Ida B. Wells risked her life as an investigative journalist — a
black woman, traveling the country and exposing the horrors of racism
and lynching.

“Our country’s national crime is lynching. It is not the creature
of an hour, the sudden outburst of uncontrolled fury, or the
unspeakable brutality of an insane mob,” she said in a speech
[[link removed]]
in 1900.

“It represents the cool, calculating deliberation of intelligent
people who openly avow that there is an unwritten law that justifies
them in putting human beings to death without complaint under oath,
without trial by jury, without opportunity to make defense, and
without right of appeal.”

Black men were murdered for looking white men in the eye. Black women
were raped by white men as punishment. We like to think of these
things as America’s tragic history.

Except black people are still dying. They are still being tortured.
They are still being convicted upon sight.

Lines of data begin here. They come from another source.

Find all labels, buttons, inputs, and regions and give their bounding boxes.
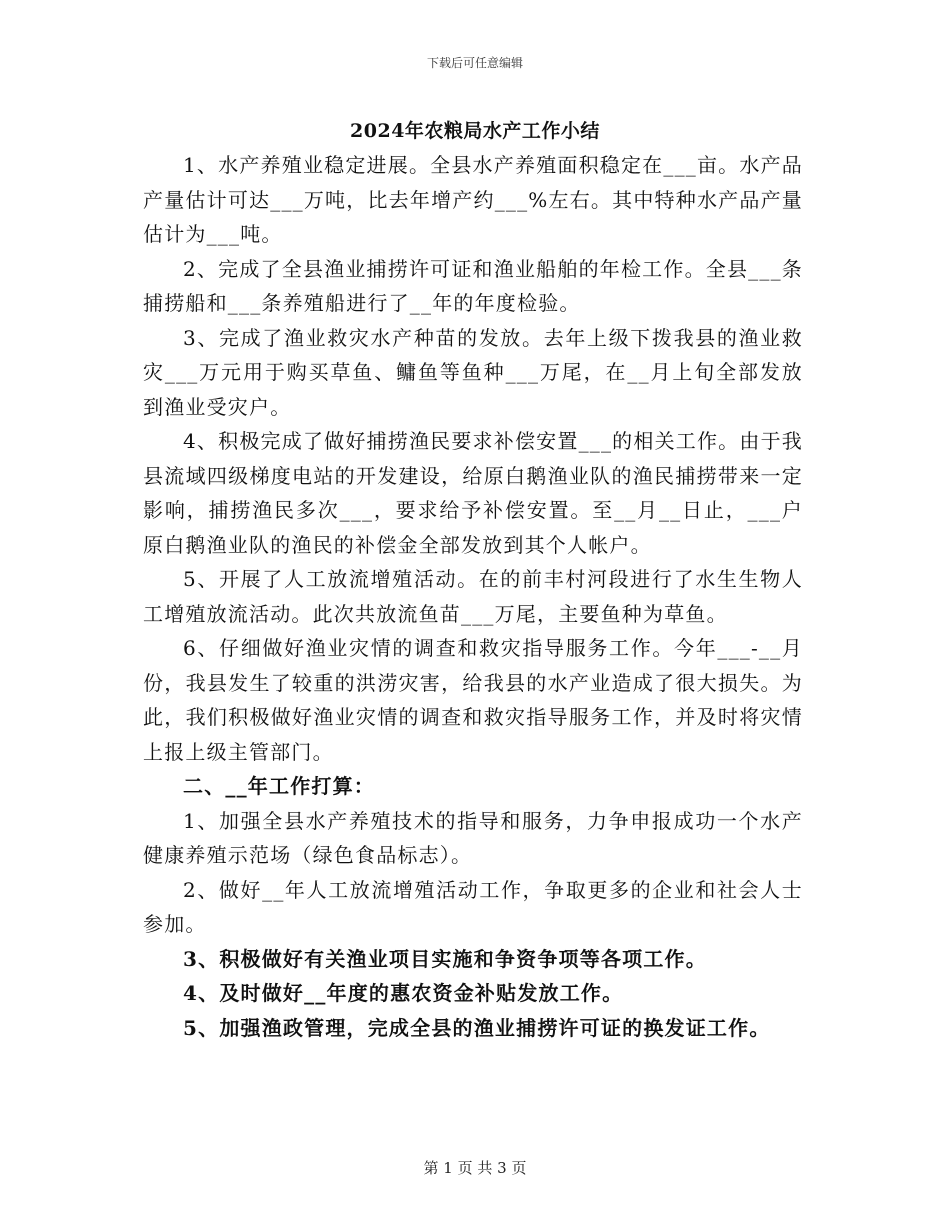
section-heading: 二、__年工作打算： — [183, 774, 375, 798]
paragraph: 4、积极完成了做好捕捞渔民要求补偿安置___的相关工作。由于我县流域四级梯度电站的开发建设，给原白鹅渔业队的渔民捕捞带来一定影响，捕捞渔民多次___，要求给予补偿安置。至__月__日止，___户原白鹅渔业队的渔民的补偿金全部发放到其个人帐户。 — [143, 429, 803, 557]
paragraph: 5、加强渔政管理，完成全县的渔业捕捞许可证的换发证工作。 — [183, 1015, 771, 1040]
paragraph: 2、完成了全县渔业捕捞许可证和渔业船舶的年检工作。全县___条捕捞船和___条养殖船进行了__年的年度检验。 — [143, 256, 803, 315]
paragraph: 2、做好__年人工放流增殖活动工作，争取更多的企业和社会人士参加。 — [143, 877, 803, 936]
document-body — [143, 148, 803, 1045]
document-title: 2024年农粮局水产工作小结 — [350, 120, 600, 142]
paragraph: 3、积极做好有关渔业项目实施和争资争项等各项工作。 — [183, 946, 707, 971]
page-footer: 第 1 页 共 3 页 — [423, 1159, 527, 1177]
paragraph: 5、开展了人工放流增殖活动。在的前丰村河段进行了水生生物人工增殖放流活动。此次共放流鱼苗___万尾，主要鱼种为草鱼。 — [143, 567, 803, 626]
paragraph: 4、及时做好__年度的惠农资金补贴发放工作。 — [183, 981, 624, 1005]
paragraph: 6、仔细做好渔业灾情的调查和救灾指导服务工作。今年___-__月份，我县发生了较重的洪涝灾害，给我县的水产业造成了很大损失。为此，我们积极做好渔业灾情的调查和救灾指导服务工作，并及时将灾情上报上级主管部门。 — [143, 636, 803, 764]
page-header-note: 下载后可任意编辑 — [426, 56, 523, 70]
paragraph: 1、加强全县水产养殖技术的指导和服务，力争申报成功一个水产健康养殖示范场（绿色食品标志）。 — [143, 808, 803, 867]
paragraph: 1、水产养殖业稳定进展。全县水产养殖面积稳定在___亩。水产品产量估计可达___万吨，比去年增产约___%左右。其中特种水产品产量估计为___吨。 — [143, 153, 803, 246]
paragraph: 3、完成了渔业救灾水产种苗的发放。去年上级下拨我县的渔业救灾___万元用于购买草鱼、鳙鱼等鱼种___万尾，在__月上旬全部发放到渔业受灾户。 — [143, 325, 803, 419]
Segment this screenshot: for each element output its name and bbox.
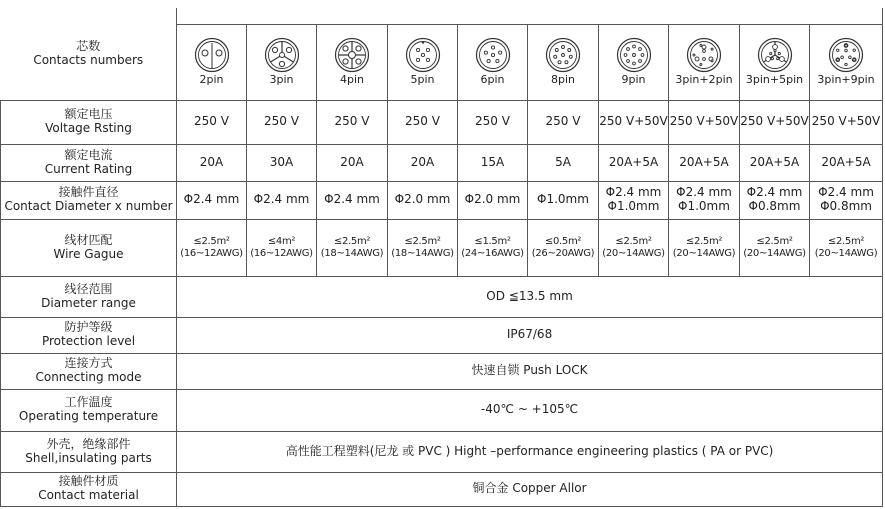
wire-awg: (20~14AWG) xyxy=(814,247,878,259)
range-row xyxy=(1,276,883,317)
current-value: 20A+5A xyxy=(669,144,740,181)
voltage-header xyxy=(1,100,177,144)
voltage-value: 250 V+50V xyxy=(740,100,810,144)
diameter-header xyxy=(1,181,177,219)
diameter-en: Contact Diameter x number xyxy=(4,199,173,213)
wire-area: ≤1.5m² xyxy=(474,236,511,247)
wire-value xyxy=(388,219,458,276)
connecting-en: Connecting mode xyxy=(35,370,142,384)
diameter-secondary: Φ0.8mm xyxy=(748,199,801,213)
wire-area: ≤2.5m² xyxy=(193,236,230,247)
wire-awg: (24~16AWG) xyxy=(461,247,524,259)
diameter-row xyxy=(1,181,883,219)
wire-awg: (20~14AWG) xyxy=(672,247,736,259)
pin-count-label: 3pin+2pin xyxy=(675,73,733,87)
connector-3pin-9pin-icon xyxy=(828,37,864,73)
current-value: 20A xyxy=(177,144,247,181)
top-strip xyxy=(177,8,883,24)
current-zh: 额定电流 xyxy=(64,147,113,162)
temperature-en: Operating temperature xyxy=(18,409,159,423)
wire-value xyxy=(247,219,317,276)
shell-header xyxy=(1,431,177,472)
wire-area: ≤2.5m² xyxy=(756,236,793,247)
wire-awg: (20~14AWG) xyxy=(602,247,665,259)
pin-count-label: 6pin xyxy=(480,73,505,87)
wire-row xyxy=(1,219,883,276)
wire-area: ≤0.5m² xyxy=(544,236,582,247)
diameter-primary: Φ2.0 mm xyxy=(464,192,521,207)
pin-config-cell xyxy=(810,24,883,100)
pin-config-cell xyxy=(458,24,528,100)
connector-5pin-icon xyxy=(405,37,441,73)
wire-value xyxy=(317,219,388,276)
diameter-primary: Φ2.4 mm xyxy=(183,192,240,207)
protection-row xyxy=(1,317,883,353)
connector-8pin-icon xyxy=(545,37,581,73)
protection-value: IP67/68 xyxy=(177,317,883,353)
diameter-value xyxy=(177,181,247,219)
pin-count-label: 8pin xyxy=(550,73,575,87)
connector-6pin-icon xyxy=(475,37,511,73)
diameter-primary: Φ2.4 mm xyxy=(324,192,380,207)
shell-value: 高性能工程塑料(尼龙 或 PVC ) Hight –performance engineering plastics ( PA or PVC) xyxy=(177,431,883,472)
voltage-value: 250 V xyxy=(247,100,317,144)
diameter-primary: Φ1.0mm xyxy=(537,192,589,207)
pin-config-cell xyxy=(317,24,388,100)
shell-en: Shell,insulating parts xyxy=(25,450,152,465)
current-value: 5A xyxy=(528,144,599,181)
voltage-zh: 额定电压 xyxy=(64,107,113,122)
connector-3pin-5pin-icon xyxy=(757,37,793,73)
voltage-value: 250 V+50V xyxy=(669,100,740,144)
pin-count-label: 3pin+5pin xyxy=(745,73,804,87)
shell-row xyxy=(1,431,883,472)
voltage-value: 250 V+50V xyxy=(810,100,883,144)
wire-area: ≤2.5m² xyxy=(615,236,652,247)
wire-en: Wire Gague xyxy=(53,246,124,261)
pin-config-cell xyxy=(669,24,740,100)
wire-value xyxy=(458,219,528,276)
diameter-value xyxy=(247,181,317,219)
pin-count-label: 3pin+9pin xyxy=(817,73,875,87)
wire-value xyxy=(599,219,669,276)
spec-table xyxy=(0,8,883,507)
voltage-value: 250 V xyxy=(388,100,458,144)
wire-awg: (16~12AWG) xyxy=(180,247,243,259)
protection-zh: 防护等级 xyxy=(64,320,113,335)
current-value: 20A+5A xyxy=(740,144,810,181)
material-value: 铜合金 Copper Allor xyxy=(177,472,883,506)
diameter-secondary: Φ0.8mm xyxy=(820,199,872,213)
pin-count-label: 3pin xyxy=(269,73,294,87)
voltage-value: 250 V xyxy=(458,100,528,144)
wire-awg: (16~12AWG) xyxy=(250,247,313,259)
range-header xyxy=(1,276,177,317)
diameter-value xyxy=(599,181,669,219)
wire-awg: (18~14AWG) xyxy=(320,247,384,259)
wire-awg: (18~14AWG) xyxy=(391,247,454,259)
voltage-value: 250 V xyxy=(528,100,599,144)
pin-count-label: 4pin xyxy=(339,73,364,87)
pin-config-cell xyxy=(528,24,599,100)
diameter-value xyxy=(669,181,740,219)
pin-count-label: 9pin xyxy=(621,73,646,87)
current-value: 15A xyxy=(458,144,528,181)
range-en: Diameter range xyxy=(41,295,136,310)
current-value: 20A xyxy=(317,144,388,181)
diameter-primary: Φ2.4 mm xyxy=(253,192,310,207)
wire-value xyxy=(810,219,883,276)
protection-header xyxy=(1,317,177,353)
current-row xyxy=(1,144,883,181)
temperature-zh: 工作温度 xyxy=(64,395,113,410)
wire-value xyxy=(528,219,599,276)
connecting-zh: 连接方式 xyxy=(64,356,113,371)
wire-area: ≤2.5m² xyxy=(404,236,441,247)
diameter-zh: 接触件直径 xyxy=(58,185,119,200)
voltage-row xyxy=(1,100,883,144)
pin-config-cell xyxy=(247,24,317,100)
connector-9pin-icon xyxy=(616,37,652,73)
current-value: 20A+5A xyxy=(810,144,883,181)
diameter-value xyxy=(810,181,883,219)
diameter-value xyxy=(740,181,810,219)
range-zh: 线径范围 xyxy=(64,281,113,296)
current-value: 30A xyxy=(247,144,317,181)
wire-awg: (26~20AWG) xyxy=(531,247,595,259)
connector-3pin-icon xyxy=(264,37,300,73)
pin-config-cell xyxy=(388,24,458,100)
material-en: Contact material xyxy=(38,488,139,502)
diameter-secondary: Φ1.0mm xyxy=(607,199,660,213)
contacts-header xyxy=(1,8,177,100)
voltage-value: 250 V+50V xyxy=(599,100,669,144)
diameter-secondary: Φ1.0mm xyxy=(678,199,730,213)
pin-config-cell xyxy=(177,24,247,100)
diameter-primary: Φ2.0 mm xyxy=(394,192,451,207)
wire-value xyxy=(177,219,247,276)
current-value: 20A+5A xyxy=(599,144,669,181)
wire-area: ≤2.5m² xyxy=(827,236,865,247)
material-row xyxy=(1,472,883,506)
voltage-value: 250 V xyxy=(177,100,247,144)
connector-4pin-icon xyxy=(334,37,370,73)
material-zh: 接触件材质 xyxy=(58,474,119,489)
current-header xyxy=(1,144,177,181)
wire-awg: (20~14AWG) xyxy=(743,247,806,259)
diameter-value xyxy=(528,181,599,219)
wire-area: ≤2.5m² xyxy=(333,236,371,247)
current-value: 20A xyxy=(388,144,458,181)
wire-value xyxy=(669,219,740,276)
material-header xyxy=(1,472,177,506)
connecting-row xyxy=(1,353,883,389)
voltage-en: Voltage Rsting xyxy=(45,121,132,135)
voltage-value: 250 V xyxy=(317,100,388,144)
temperature-value: -40℃ ~ +105℃ xyxy=(177,389,883,431)
diameter-primary: Φ2.4 mm xyxy=(605,185,662,200)
header-strip-row xyxy=(1,8,883,24)
diameter-value xyxy=(388,181,458,219)
pin-config-cell xyxy=(599,24,669,100)
wire-area: ≤4m² xyxy=(267,236,296,247)
wire-header xyxy=(1,219,177,276)
connecting-header xyxy=(1,353,177,389)
connector-3pin-2pin-icon xyxy=(686,37,722,73)
diameter-value xyxy=(458,181,528,219)
pin-count-label: 5pin xyxy=(410,73,435,87)
protection-en: Protection level xyxy=(41,334,136,348)
wire-value xyxy=(740,219,810,276)
connecting-value: 快速自锁 Push LOCK xyxy=(177,353,883,389)
temperature-row xyxy=(1,389,883,431)
contacts-en: Contacts numbers xyxy=(33,52,144,67)
shell-zh: 外壳，绝缘部件 xyxy=(46,436,131,451)
connector-2pin-icon xyxy=(194,37,230,73)
pin-count-label: 2pin xyxy=(199,73,224,87)
diameter-value xyxy=(317,181,388,219)
range-value: OD ≦13.5 mm xyxy=(177,276,883,317)
current-en: Current Rating xyxy=(44,161,133,176)
wire-area: ≤2.5m² xyxy=(685,236,723,247)
diameter-primary: Φ2.4 mm xyxy=(676,185,732,200)
pin-config-cell xyxy=(740,24,810,100)
wire-zh: 线材匹配 xyxy=(64,232,113,247)
diameter-primary: Φ2.4 mm xyxy=(818,185,874,200)
temperature-header xyxy=(1,389,177,431)
diameter-primary: Φ2.4 mm xyxy=(746,185,803,200)
contacts-zh: 芯数 xyxy=(76,38,101,53)
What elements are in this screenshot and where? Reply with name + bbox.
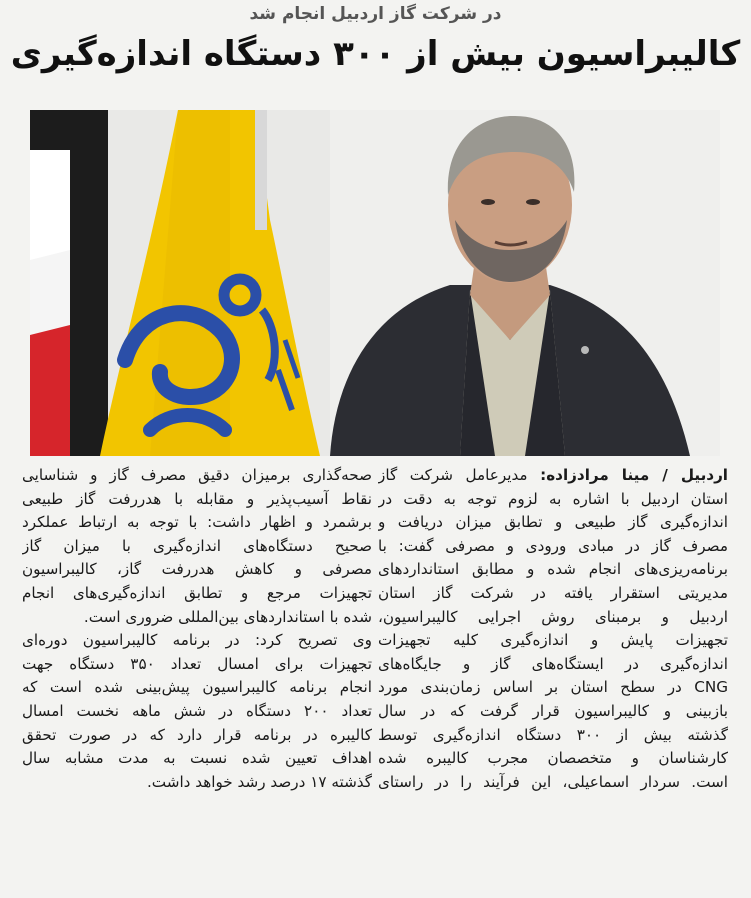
article-photo [30,110,720,456]
column-line: گذشته بیش از ۳۰۰ دستگاه اندازه‌گیری توسط [378,725,728,744]
column-line: بازبینی و کالیبراسیون قرار گرفت که در سال [378,701,728,720]
column-line: CNG در سطح استان بر اساس زمان‌بندی مورد [378,678,728,697]
article-headline: کالیبراسیون بیش از ۳۰۰ دستگاه اندازه‌گیری [10,34,741,74]
column-line: برشمرد و اظهار داشت: با توجه به ارتباط عملکرد [22,513,372,532]
article-column-right [378,464,728,898]
column-line: مصرفی و کاهش هدررفت گاز، کالیبراسیون [22,560,372,579]
column-line: مدیریتی استقرار یافته در شرکت گاز استان [378,583,728,602]
column-line: تجهیزات پایش و اندازه‌گیری کلیه تجهیزات [378,631,728,650]
column-line: نقاط آسیب‌پذیر و مقابله با هدررفت گاز طبیعی [22,489,372,508]
portrait-illustration [30,110,720,456]
column-line: صحه‌گذاری برمیزان دقیق مصرف گاز و شناسایی [22,466,372,484]
article-kicker: در شرکت گاز اردبیل انجام شد [249,4,502,24]
column-line: تعداد ۲۰۰ دستگاه در شش ماهه نخست امسال [22,701,372,720]
column-line: اهداف تعیین شده نسبت به مدت مشابه سال [22,749,372,768]
column-line: اردبیل و برمبنای روش اجرایی کالیبراسیون، [378,607,728,626]
column-line: صحیح دستگاه‌های اندازه‌گیری با میزان گاز [22,536,372,555]
column-line: تجهیزات برای امسال تعداد ۳۵۰ دستگاه جهت [22,654,372,673]
column-line: شده با استانداردهای بین‌المللی ضروری است. [83,607,372,626]
article-body [22,464,728,898]
column-line: تجهیزات مرجع و تطابق اندازه‌گیری‌های انجام [22,583,372,602]
column-line: انجام برنامه کالیبراسیون پیش‌بینی شده است که [22,678,372,697]
iran-flag-icon [30,150,70,456]
column-line: گذشته ۱۷ درصد رشد خواهد داشت. [146,772,372,791]
column-line: مصرف گاز در مبادی ورودی و مصرفی گفت: با [378,536,728,555]
column-line: اندازه‌گیری در ایستگاه‌های گاز و جایگاه‌های [378,654,728,673]
article-column-left [22,464,372,898]
column-line: است. سردار اسماعیلی، این فرآیند را در راستای [378,772,728,791]
column-line: اردبیل / مینا مرادزاده: مدیرعامل شرکت گاز [378,466,728,484]
column-line: کارشناسان و متخصصان مجرب کالیبره شده [378,749,728,768]
article-byline: اردبیل / مینا مرادزاده: [540,466,728,484]
column-line: برنامه‌ریزی‌های انجام شده و مطابق استانداردهای [378,560,728,579]
column-line: کالیبره در برنامه قرار دارد که در صورت تحقق [22,725,372,744]
column-line: وی تصریح کرد: در برنامه کالیبراسیون دوره‌ای [22,631,372,650]
column-line: استان اردبیل با اشاره به لزوم توجه به دقت در [378,489,728,508]
column-line: اندازه‌گیری گاز طبیعی و تطابق میزان دریافت و [378,513,728,532]
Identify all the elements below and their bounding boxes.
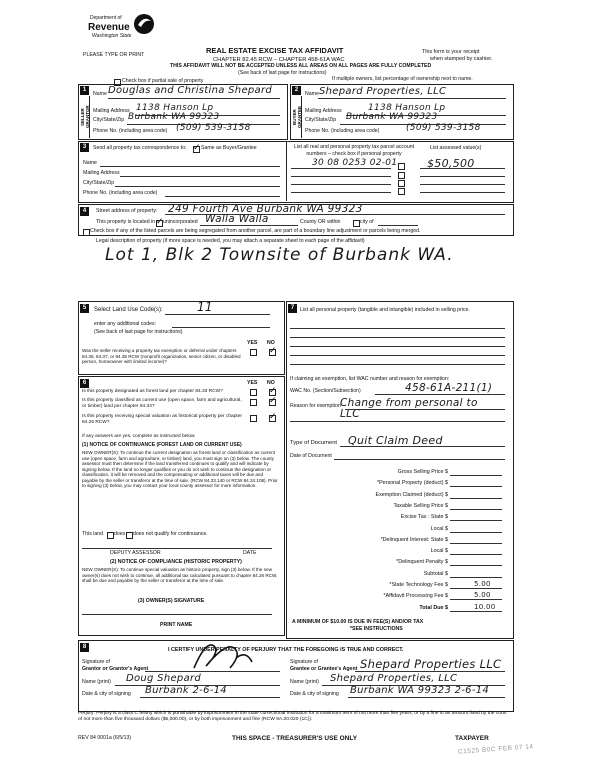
seller-phone-label: Phone No. (including area code) bbox=[93, 128, 168, 134]
doc-date-label: Date of Document bbox=[290, 453, 332, 459]
exemption-question: Was the seller receiving a property tax exemption or deferral under chapters 84.36, 84.37, or 84.38 RCW (nonprofit organization, senior citizen, or disabled person, homeowner with limited income)? bbox=[82, 348, 241, 365]
grantee-date[interactable]: Burbank WA 99323 2-6-14 bbox=[350, 685, 490, 696]
personal-property-label: List all personal property (tangible and intangible) included in selling price. bbox=[300, 307, 470, 313]
unincorporated-checkbox[interactable] bbox=[156, 220, 163, 227]
county-label: County OR within bbox=[300, 219, 341, 225]
if-yes-note: If any answers are yes, complete as instructed below. bbox=[82, 434, 196, 439]
q1-yes-checkbox[interactable] bbox=[250, 389, 257, 396]
reason-label: Reason for exemption bbox=[290, 403, 341, 409]
seller-mailing-label: Mailing Address bbox=[93, 108, 130, 114]
fee-value[interactable]: 5.00 bbox=[474, 591, 491, 600]
seller-side-label: SELLER GRANTOR bbox=[80, 105, 90, 129]
q2-yes-checkbox[interactable] bbox=[250, 399, 257, 406]
continuance-text: NEW OWNER(S): To continue the current designation as forest land or classification as current use (open space, farm and agriculture, or timber) land, you must sign on (3) below. The county assessor must then determine if the land transferred continues to qualify and will indicate by signing below. If the land no longer qualifies or you do not wish to continue the designation or classification, it will be removed and the compensating or additional taxes will be due and payable by the seller or transferor at the time of sale. (RCW 84.33.140 or RCW 84.34.108). Prior to signing (3) below, you may contact your local county assessor for more information. bbox=[82, 450, 278, 488]
q3-yes-checkbox[interactable] bbox=[250, 415, 257, 422]
seller-mailing[interactable]: 1138 Hanson Lp bbox=[136, 103, 214, 113]
fee-label: *Affidavit Processing Fee $ bbox=[383, 593, 448, 600]
fee-label: Subtotal $ bbox=[423, 570, 448, 577]
seller-name-label: Name bbox=[93, 91, 107, 97]
city-of-checkbox[interactable] bbox=[353, 220, 360, 227]
deputy-date-label: DATE bbox=[243, 550, 257, 556]
corr-city-label: City/State/Zip bbox=[83, 180, 115, 186]
grantee-sig-label2: Grantee or Grantee's Agent bbox=[290, 666, 358, 672]
dept-of: Department of bbox=[90, 15, 122, 21]
does-not-checkbox[interactable] bbox=[126, 532, 133, 539]
fee-label: *Delinquent Interest: State $ bbox=[380, 536, 448, 543]
buyer-side-label: BUYER GRANTEE bbox=[292, 106, 302, 129]
dept-state: Washington State bbox=[92, 33, 132, 39]
form-title: REAL ESTATE EXCISE TAX AFFIDAVIT bbox=[206, 46, 344, 55]
historic-question: Is this property receiving special valuation as historical property per chapter 84.26 RCW? bbox=[82, 414, 242, 425]
s5-no-checkbox[interactable] bbox=[269, 349, 276, 356]
exemption-reason[interactable]: Change from personal to LLC bbox=[340, 397, 478, 420]
unincorporated-label: unincorporated bbox=[163, 219, 198, 225]
grantor-name-label: Name (print) bbox=[82, 679, 111, 685]
additional-codes-label: enter any additional codes: bbox=[94, 321, 157, 327]
segregated-note: Check box if any of the listed parcels are being segregated from another parcel, are part of a boundary line adjustment or parcels being merged. bbox=[90, 228, 421, 234]
section-1-badge: 1 bbox=[80, 86, 89, 95]
receipt-line1: This form is your receipt bbox=[422, 49, 480, 55]
section-4-badge: 4 bbox=[80, 207, 89, 216]
grantor-date[interactable]: Burbank 2-6-14 bbox=[145, 685, 227, 696]
fee-label: *Personal Property (deduct) $ bbox=[376, 480, 448, 487]
forest-question: Is this property designated as forest land per chapter 84.33 RCW? bbox=[82, 389, 223, 394]
fee-label: Taxable Selling Price $ bbox=[393, 502, 448, 509]
grantee-signature[interactable]: Shepard Properties LLC bbox=[360, 657, 502, 671]
dor-logo-icon bbox=[132, 13, 156, 35]
same-as-buyer-label: Same as Buyer/Grantee bbox=[201, 145, 257, 151]
legal-description[interactable]: Lot 1, Blk 2 Townsite of Burbank WA. bbox=[105, 245, 454, 265]
assessed-header: List assessed value(s) bbox=[430, 145, 482, 151]
form-revision: REV 84 0001a (6/5/13) bbox=[78, 735, 132, 741]
dor-logo bbox=[88, 12, 158, 46]
section-7-badge: 7 bbox=[288, 304, 297, 313]
does-not-label: does not qualify for continuance. bbox=[133, 531, 208, 537]
s5-yes-checkbox[interactable] bbox=[250, 349, 257, 356]
land-use-label: Select Land Use Code(s): bbox=[94, 307, 163, 313]
print-name-label: PRINT NAME bbox=[160, 622, 193, 628]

We don’t want to remember our racist truth. We want to shoot holes
through America’s reality the way supremacists tried to destroy the
memory of Emmett Till.

It’s easier to be retroactively heartbroken while learning of
American tragedy and being entertained on HBO than it is to recognize
the truth of right now.

Lynching was real. It happened. And the effects of lynch culture live
on today.

Police brutality, the school-to-prison pipeline, segregated schools,
excessive sentencing, and the continued racial inequity are all rooted
in racism and the supremacist mentality that believed lynching was
some sort of national justice.

Trump was right. We’re witnessing a lynching. But it is not his.